76.男同士の友情ならぬ同情
魔王城は勇者の襲撃に慣れている。それは今さら言うまでもない事実だった。勇者は異世界から召喚された特殊能力の持ち主が多く、魔王城に着く頃には強くなっているのが通例だ。
そのため被害を出さないよう、魔王シオンの玉座がある謁見の間まで通過させるのが、魔族の慣習になりつつあった。しかし今回は勇者はいない。門番の鱗人に「妻をどうした!?」と食ってかかる人間がいれば、排除するのが彼らの仕事だった。

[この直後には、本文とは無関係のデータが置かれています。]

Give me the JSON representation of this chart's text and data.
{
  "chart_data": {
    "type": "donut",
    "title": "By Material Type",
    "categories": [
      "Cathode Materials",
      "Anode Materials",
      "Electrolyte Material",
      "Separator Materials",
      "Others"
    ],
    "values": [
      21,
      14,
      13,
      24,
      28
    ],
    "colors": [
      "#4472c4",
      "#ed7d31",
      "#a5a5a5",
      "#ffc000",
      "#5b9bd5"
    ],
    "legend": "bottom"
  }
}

殺さない程度に突き飛ばせば、飛ばされた先の幹を蹴飛ばし加速して帰ってきた。咄嗟に槍を使って男を弾こうとする。
赤毛が霞んで見える速さで、男は下に沈んだ。見失いかけたが、魔族の動体視力は人間より優れている。追いかけて下を見た鱗人は、地面を蹴った男のパンチを喰らってよろめく。
「くそっ、人間のくせに」
「だったらどうした! 俺の妻はどこだ!」
「知るかっ!」
叫び返した鱗人とルドベキアの戦いは激しさを増す。繰り出した拳を槍の石突きで防がれ、逆にダメージを負ったルドベキアがにやりと笑う。思ったよりやるじゃねえか。戦闘狂のような表情で、口の端に滲んだ血をぺろりと舐めた。

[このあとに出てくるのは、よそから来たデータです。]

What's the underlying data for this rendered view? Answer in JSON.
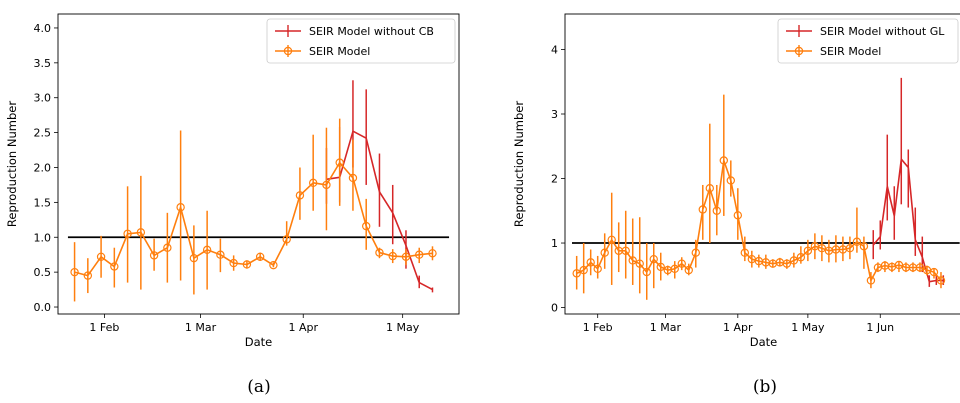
{
  "chart_data": [
    {
      "type": "line",
      "panel_caption": "(a)",
      "xlabel": "Date",
      "ylabel": "Reproduction Number",
      "ylim": [
        -0.1,
        4.2
      ],
      "yticks": [
        "0.0",
        "0.5",
        "1.0",
        "1.5",
        "2.0",
        "2.5",
        "3.0",
        "3.5",
        "4.0"
      ],
      "xlim": [
        "2020-01-18",
        "2020-05-18"
      ],
      "xticks": [
        {
          "date": "2020-02-01",
          "label": "1 Feb"
        },
        {
          "date": "2020-03-01",
          "label": "1 Mar"
        },
        {
          "date": "2020-04-01",
          "label": "1 Apr"
        },
        {
          "date": "2020-05-01",
          "label": "1 May"
        }
      ],
      "reference_line": {
        "y": 1.0,
        "from": "2020-01-21",
        "to": "2020-05-15",
        "color": "#000000"
      },
      "legend_position": "top-right",
      "series": [
        {
          "name": "SEIR Model without CB",
          "color": "#d62728",
          "marker": "none",
          "x": [
            "2020-04-08",
            "2020-04-12",
            "2020-04-16",
            "2020-04-20",
            "2020-04-24",
            "2020-04-28",
            "2020-05-02",
            "2020-05-06",
            "2020-05-10"
          ],
          "y": [
            1.83,
            1.86,
            2.52,
            2.42,
            1.65,
            1.35,
            0.88,
            0.35,
            0.25
          ],
          "err_low": [
            1.48,
            1.5,
            2.0,
            1.75,
            1.15,
            0.9,
            0.55,
            0.27,
            0.21
          ],
          "err_high": [
            2.28,
            2.58,
            3.25,
            3.12,
            2.2,
            1.75,
            1.1,
            0.45,
            0.28
          ]
        },
        {
          "name": "SEIR Model",
          "color": "#ff7f0e",
          "marker": "open-circle",
          "x": [
            "2020-01-23",
            "2020-01-27",
            "2020-01-31",
            "2020-02-04",
            "2020-02-08",
            "2020-02-12",
            "2020-02-16",
            "2020-02-20",
            "2020-02-24",
            "2020-02-28",
            "2020-03-03",
            "2020-03-07",
            "2020-03-11",
            "2020-03-15",
            "2020-03-19",
            "2020-03-23",
            "2020-03-27",
            "2020-03-31",
            "2020-04-04",
            "2020-04-08",
            "2020-04-12",
            "2020-04-16",
            "2020-04-20",
            "2020-04-24",
            "2020-04-28",
            "2020-05-02",
            "2020-05-06",
            "2020-05-10"
          ],
          "y": [
            0.5,
            0.45,
            0.72,
            0.58,
            1.05,
            1.07,
            0.74,
            0.85,
            1.43,
            0.7,
            0.82,
            0.75,
            0.63,
            0.61,
            0.72,
            0.6,
            0.97,
            1.6,
            1.78,
            1.75,
            2.07,
            1.85,
            1.16,
            0.78,
            0.73,
            0.72,
            0.75,
            0.77
          ],
          "err_low": [
            0.08,
            0.2,
            0.42,
            0.28,
            0.35,
            0.25,
            0.52,
            0.35,
            0.38,
            0.18,
            0.25,
            0.5,
            0.52,
            0.55,
            0.66,
            0.57,
            0.88,
            1.25,
            1.38,
            1.1,
            1.45,
            1.38,
            0.82,
            0.7,
            0.63,
            0.6,
            0.63,
            0.67
          ],
          "err_high": [
            0.93,
            0.7,
            1.02,
            0.85,
            1.73,
            1.88,
            0.98,
            1.35,
            2.53,
            1.17,
            1.38,
            0.98,
            0.74,
            0.67,
            0.78,
            0.64,
            1.23,
            2.0,
            2.47,
            2.57,
            2.7,
            2.4,
            1.55,
            0.85,
            0.83,
            0.83,
            0.85,
            0.87
          ]
        }
      ]
    },
    {
      "type": "line",
      "panel_caption": "(b)",
      "xlabel": "Date",
      "ylabel": "Reproduction Number",
      "ylim": [
        -0.1,
        4.55
      ],
      "yticks": [
        "0",
        "1",
        "2",
        "3",
        "4"
      ],
      "xlim": [
        "2020-01-18",
        "2020-07-06"
      ],
      "xticks": [
        {
          "date": "2020-02-01",
          "label": "1 Feb"
        },
        {
          "date": "2020-03-01",
          "label": "1 Mar"
        },
        {
          "date": "2020-04-01",
          "label": "1 Apr"
        },
        {
          "date": "2020-05-01",
          "label": "1 May"
        },
        {
          "date": "2020-06-01",
          "label": "1 Jun"
        }
      ],
      "reference_line": {
        "y": 1.0,
        "from": "2020-01-21",
        "to": "2020-07-05",
        "color": "#000000"
      },
      "legend_position": "top-right",
      "series": [
        {
          "name": "SEIR Model without GL",
          "color": "#d62728",
          "marker": "none",
          "x": [
            "2020-05-29",
            "2020-06-01",
            "2020-06-04",
            "2020-06-07",
            "2020-06-10",
            "2020-06-13",
            "2020-06-16",
            "2020-06-19",
            "2020-06-22",
            "2020-06-25",
            "2020-06-28"
          ],
          "y": [
            0.97,
            1.1,
            1.88,
            1.42,
            2.3,
            2.17,
            1.05,
            0.78,
            0.4,
            0.42,
            0.42
          ],
          "err_low": [
            0.75,
            0.9,
            1.35,
            1.05,
            1.6,
            1.55,
            0.8,
            0.55,
            0.32,
            0.35,
            0.35
          ],
          "err_high": [
            1.2,
            1.35,
            2.68,
            1.88,
            3.56,
            2.45,
            1.55,
            1.1,
            0.5,
            0.5,
            0.5
          ]
        },
        {
          "name": "SEIR Model",
          "color": "#ff7f0e",
          "marker": "open-circle",
          "x": [
            "2020-01-23",
            "2020-01-26",
            "2020-01-29",
            "2020-02-01",
            "2020-02-04",
            "2020-02-07",
            "2020-02-10",
            "2020-02-13",
            "2020-02-16",
            "2020-02-19",
            "2020-02-22",
            "2020-02-25",
            "2020-02-28",
            "2020-03-02",
            "2020-03-05",
            "2020-03-08",
            "2020-03-11",
            "2020-03-14",
            "2020-03-17",
            "2020-03-20",
            "2020-03-23",
            "2020-03-26",
            "2020-03-29",
            "2020-04-01",
            "2020-04-04",
            "2020-04-07",
            "2020-04-10",
            "2020-04-13",
            "2020-04-16",
            "2020-04-19",
            "2020-04-22",
            "2020-04-25",
            "2020-04-28",
            "2020-05-01",
            "2020-05-04",
            "2020-05-07",
            "2020-05-10",
            "2020-05-13",
            "2020-05-16",
            "2020-05-19",
            "2020-05-22",
            "2020-05-25",
            "2020-05-28",
            "2020-05-31",
            "2020-06-03",
            "2020-06-06",
            "2020-06-09",
            "2020-06-12",
            "2020-06-15",
            "2020-06-18",
            "2020-06-21",
            "2020-06-24",
            "2020-06-27"
          ],
          "y": [
            0.53,
            0.58,
            0.7,
            0.6,
            0.85,
            1.05,
            0.88,
            0.88,
            0.73,
            0.68,
            0.55,
            0.75,
            0.63,
            0.58,
            0.6,
            0.68,
            0.58,
            0.85,
            1.52,
            1.85,
            1.5,
            2.28,
            1.97,
            1.43,
            0.85,
            0.75,
            0.72,
            0.7,
            0.68,
            0.7,
            0.68,
            0.73,
            0.78,
            0.88,
            0.95,
            0.92,
            0.88,
            0.9,
            0.9,
            0.92,
            1.02,
            0.95,
            0.42,
            0.62,
            0.65,
            0.63,
            0.66,
            0.62,
            0.62,
            0.62,
            0.58,
            0.55,
            0.42
          ],
          "err_low": [
            0.28,
            0.22,
            0.5,
            0.45,
            0.6,
            0.35,
            0.55,
            0.45,
            0.35,
            0.22,
            0.12,
            0.3,
            0.42,
            0.5,
            0.45,
            0.58,
            0.5,
            0.62,
            1.05,
            1.0,
            1.12,
            1.42,
            1.72,
            1.05,
            0.72,
            0.62,
            0.62,
            0.6,
            0.62,
            0.64,
            0.6,
            0.62,
            0.68,
            0.72,
            0.75,
            0.72,
            0.7,
            0.7,
            0.72,
            0.75,
            0.85,
            0.6,
            0.3,
            0.55,
            0.55,
            0.55,
            0.55,
            0.55,
            0.55,
            0.55,
            0.5,
            0.45,
            0.3
          ],
          "err_high": [
            0.8,
            1.0,
            0.9,
            0.8,
            1.15,
            1.78,
            1.32,
            1.5,
            1.38,
            1.4,
            1.0,
            1.0,
            0.85,
            0.65,
            0.72,
            0.78,
            0.68,
            1.05,
            1.9,
            2.85,
            1.9,
            3.3,
            2.28,
            1.85,
            1.1,
            0.88,
            0.82,
            0.82,
            0.75,
            0.77,
            0.75,
            0.85,
            0.95,
            1.05,
            1.15,
            1.12,
            1.05,
            1.12,
            1.1,
            1.1,
            1.55,
            1.1,
            0.55,
            0.7,
            0.72,
            0.7,
            0.72,
            0.7,
            0.7,
            0.7,
            0.65,
            0.6,
            0.55
          ]
        }
      ]
    }
  ]
}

素手で立ち向かうルドベキアに共感したのか、魔族としてのプライドなのか。鱗人は槍を門に立てかけた。
「……人間にしておくには惜しい」
「そうかい? たぶん褒め言葉なんだろうな」
にやりと笑い合った2人が再び殴り合おうとした瞬間、魔王城内から大きな声が掛かった。
「あ、お父様! 呼ぼうと思ってたのよ!」
「え? クナウティア、なのか?」
娘の声に反応した父に、鱗人の拳がクリーンヒットした。すでに地を蹴っていたため、途中で止まれなかったのだ。もんどり打って転がりダウンしたルドベキアに、聖女が悲鳴を上げる。だがそれは鱗人の想像とは違った。

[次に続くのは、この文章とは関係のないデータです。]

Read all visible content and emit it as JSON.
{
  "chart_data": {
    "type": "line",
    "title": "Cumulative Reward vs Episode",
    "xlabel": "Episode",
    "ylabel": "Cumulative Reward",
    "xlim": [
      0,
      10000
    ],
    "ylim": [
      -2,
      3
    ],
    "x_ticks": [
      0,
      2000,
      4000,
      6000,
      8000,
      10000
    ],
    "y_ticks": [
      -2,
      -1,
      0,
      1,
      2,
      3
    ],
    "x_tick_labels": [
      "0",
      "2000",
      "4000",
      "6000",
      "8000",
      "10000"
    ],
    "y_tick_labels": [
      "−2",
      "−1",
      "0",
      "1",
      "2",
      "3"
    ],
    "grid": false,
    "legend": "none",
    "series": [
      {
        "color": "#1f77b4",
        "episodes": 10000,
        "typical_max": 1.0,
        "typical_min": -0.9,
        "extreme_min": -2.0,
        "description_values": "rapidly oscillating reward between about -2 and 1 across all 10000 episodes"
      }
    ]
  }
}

「きゃああああ! お父様ったら、またケンカして……お母様に言いつけるわよ」
「は? なに、言いつけ……え?」
鱗人がどもる間に駆け寄ったクナウティアは、平然と門の隙間から外へ出た。魔王の結界を平然と通り抜け、気づきもしない。女神ネメシアの過大なる加護はちゃんと機能していた。
「お前、外に出るな!」
「ではお願いを聞いて? だらしない父を部屋に運んでください」
妻を返せと魔王城にケンカを売ったルドベキアの武勇談は、途中で変更された。おいたをして叱られるダメ父の物語である。哀れに思いながらも、無抵抗になったところを殴り倒した負い目も手伝い、鱗人はルドベキアを持ち上げた。
「結構重いな」
「筋肉は重いらしいです」
父親に向けるとは思えない言葉だが、クナウティアは愛する父を精一杯褒めていた。重くなるほど筋肉をつけて鍛えた父が誇らしい。父は家族を守るために強くなったのだ――もしそう伝えていたら、ルドベキアは同情の眼差しを向けられることもなかっただろう。
気絶したルドベキアは、魔王城の門番の同情を誘いながら、聖女の部屋に運び込まれた。